Geçen gün Twitter’da gezerken bir paylaşım dikkatimi çekti. Paylaşımda ‘‘Editör olarak geçen bir yılımda anladım ki, üniversitelere bir yıl Türkçe hazırlık sınıfı konulması gerekiyor’’ yazıyordu. Paylaşan kişinin bu konudaki sitemini gerçekten de haklı buldum. Her gün çeşitli kaynaklardan onlarca haber geliyor gazeteye. Birçoğunun hali gerçekten içler acısı. Daha da önemlisi bu işi yapan kişilerin de Türkçesinin yetersiz olması. Görünürde ufak hatalar olsa da özellikle bu mesleği yapacak kişilerin yapmaması gereken hatalar. Bu biraz da mesleğe saygısızlık oluyor. Örneğin mahalle ve sokak isimleri büyük harfle başlar. ‘Atatürk mahallesi’ değil Atatürk Mahallesi olarak yazılması gerekir. Birçok internet sitesinde yer alan haberlere bakın, bu hatayı sıklıkla görürsünüz. ‘–de’ ‘–da’ ekinin kullanımında da büyük sıkıntılar var.
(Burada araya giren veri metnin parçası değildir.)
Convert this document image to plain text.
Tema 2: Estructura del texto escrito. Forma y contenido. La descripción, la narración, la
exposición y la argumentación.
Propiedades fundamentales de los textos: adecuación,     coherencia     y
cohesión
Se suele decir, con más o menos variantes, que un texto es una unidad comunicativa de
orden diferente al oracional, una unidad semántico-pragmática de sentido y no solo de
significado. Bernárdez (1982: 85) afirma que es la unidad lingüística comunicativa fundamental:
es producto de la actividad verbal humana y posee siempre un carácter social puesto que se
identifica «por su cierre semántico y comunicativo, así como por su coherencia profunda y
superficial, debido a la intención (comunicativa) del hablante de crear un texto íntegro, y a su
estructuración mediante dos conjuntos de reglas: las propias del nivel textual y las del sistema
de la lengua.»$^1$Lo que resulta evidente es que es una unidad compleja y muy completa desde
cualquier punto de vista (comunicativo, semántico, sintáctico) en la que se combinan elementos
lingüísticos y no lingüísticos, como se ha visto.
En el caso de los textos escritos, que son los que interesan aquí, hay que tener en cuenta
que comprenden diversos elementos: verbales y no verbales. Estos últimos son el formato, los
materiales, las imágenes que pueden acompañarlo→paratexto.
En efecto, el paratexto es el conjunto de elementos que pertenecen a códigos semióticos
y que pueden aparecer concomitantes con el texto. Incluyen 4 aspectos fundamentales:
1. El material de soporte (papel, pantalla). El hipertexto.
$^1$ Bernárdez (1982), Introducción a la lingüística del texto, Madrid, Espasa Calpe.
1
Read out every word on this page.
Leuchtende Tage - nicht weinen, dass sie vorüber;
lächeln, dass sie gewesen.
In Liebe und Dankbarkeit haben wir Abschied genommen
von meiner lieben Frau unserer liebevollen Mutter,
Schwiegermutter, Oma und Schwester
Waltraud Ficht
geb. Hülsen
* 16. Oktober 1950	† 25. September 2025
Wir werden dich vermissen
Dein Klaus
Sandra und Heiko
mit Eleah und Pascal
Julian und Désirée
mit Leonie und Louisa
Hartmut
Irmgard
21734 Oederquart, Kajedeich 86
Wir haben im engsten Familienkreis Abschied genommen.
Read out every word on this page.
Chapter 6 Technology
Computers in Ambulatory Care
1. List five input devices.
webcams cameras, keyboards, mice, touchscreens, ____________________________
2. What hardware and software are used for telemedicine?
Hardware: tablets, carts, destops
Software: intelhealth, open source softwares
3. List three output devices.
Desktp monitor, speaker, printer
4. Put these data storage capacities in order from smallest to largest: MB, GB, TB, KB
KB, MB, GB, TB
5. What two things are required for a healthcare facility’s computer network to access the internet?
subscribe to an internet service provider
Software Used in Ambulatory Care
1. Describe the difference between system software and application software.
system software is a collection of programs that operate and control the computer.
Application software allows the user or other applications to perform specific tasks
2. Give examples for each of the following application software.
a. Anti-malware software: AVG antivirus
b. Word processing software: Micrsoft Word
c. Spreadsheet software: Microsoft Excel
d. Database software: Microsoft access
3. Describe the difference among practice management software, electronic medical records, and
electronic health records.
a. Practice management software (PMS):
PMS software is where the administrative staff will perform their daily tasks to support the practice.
Haberlerde sıklıkla anlatım bozukluğuna ve hatalı yazılan kelimelere rastlamak da mümkün. Diyelim muhabir hızlıca yazdı ve haberini de okumadı. Bu haberler bir de onaydan geçiyor ve sözde redaktör tarafından kontrol ediliyor. Gerçekten mesleğe biraz daha saygı göstermemiz gerektiğini düşünüyorum. Kimseden mükemmel olmasını beklemiyoruz ama en azından gözden kaçmayacak hataları yapmamız gerekiyor.

KOMİK HATALAR

Genel olarak da Türkçe konusunda yetersiziz. Gelen birçok mailde çok komik hatalar görüyorum. Arkadaşlarımla konuşurken de aynı hataları görüyorum. En komikleri de bazen ‘–de’ ‘–da’ ekinin ayrılmasında yaşanıyor. ‘O da’ yazarken ‘-da’ ekinin ayrılmaması örneğin. ‘Oda’ yazıyorlar. Yok salon. Yani şu kadar bariz bir hata nasıl yapılır cidden anlam veremiyorum. Bir iki kere düzeltmeye çalıştım hatalarını ama huylu huyundan vazgeçmiyor. Bu işi nasıl çözeceğiz bilemiyorum. Belki de gerçekten üniversitelere bir yıl hazırlık sınıfı konulması gerekiyor. Hatta işi erkenden bitirelim liselere koyalım bu sınıfı. İş ilanlarında İngilizce seviyesinin yanına da Türkçe seviyesi de eklemek lazım. Bazen eski videolara denk geliyorum. İnsanların Türkçesi çok değil 40-50 yıl önce ne kadar düzgünmüş. Diksiyonlarına çok dikkat ediyorlarmış. Genci yaşlısı herkesin konuşmasını hayranlıkla dinliyorsunuz. Ne oldu da bu hale geldik gerçekten anlamak zor. Böyle devam ederse de bu işin sonu iyi gözükmüyor. Türkçemize verilen önemi arttırmak zorundayız!

‘AŞI OLUN’ ÇAĞRILARI

Son günlerde ‘Aşı olun’ çağrıları giderek artıyor. Çağrılarda da çarpıcı ifadeler yer alıyor. Son olarak İl Sağlık Müdürü Uğur Bilge’den geldi bu çağrı. Bilge’nin açıklamasında dikkatimi çeken kısım ‘‘İlimizde vakaların büyük çoğunluğu, ev hanımı, öğrenci, emekli vb çalışmayan kesimdir. Çalışmayan kesim içinde ev hanımları en fazla Covid-19’a yakalananlardır. Son dönemde bulaşın ana kaynağı ev içi bulaş, yakın çevre ve sosyal etkinliklerdir. Bazı vakalarda görüyoruz ki, aynı aile içinde aşılı olanlar hastalığa yakalanmazken, aşısız olanlar enfekte olup hastalığı yaymakta hatta bu kişilerde yoğun bakım yatışı ve ölüm dahi görülmektedir’’ oldu. Aynı aile içinde aşılı olanların hastalığa yakalanmaması aşının aslında koruyucu etkisinin de en güzel örneği. Tüm insanların en samimi olduğu kişiler ailesidir. Aynı sofrada yemek yeriz, aynı odada otururuz. Kapalı alanda olmasına rağmen aynı evin içinde virüs bulaşmıyorsa demek ki aşının yüksek derecede koruyuculuk oranı var. O yüzden sevdikleriniz için en kısa zamanda aşı olun. Aşı olurken yanınızda aşı olmayan sevdiklerinizi de götürün. Bu virüsü hep birlikte yeneceğiz.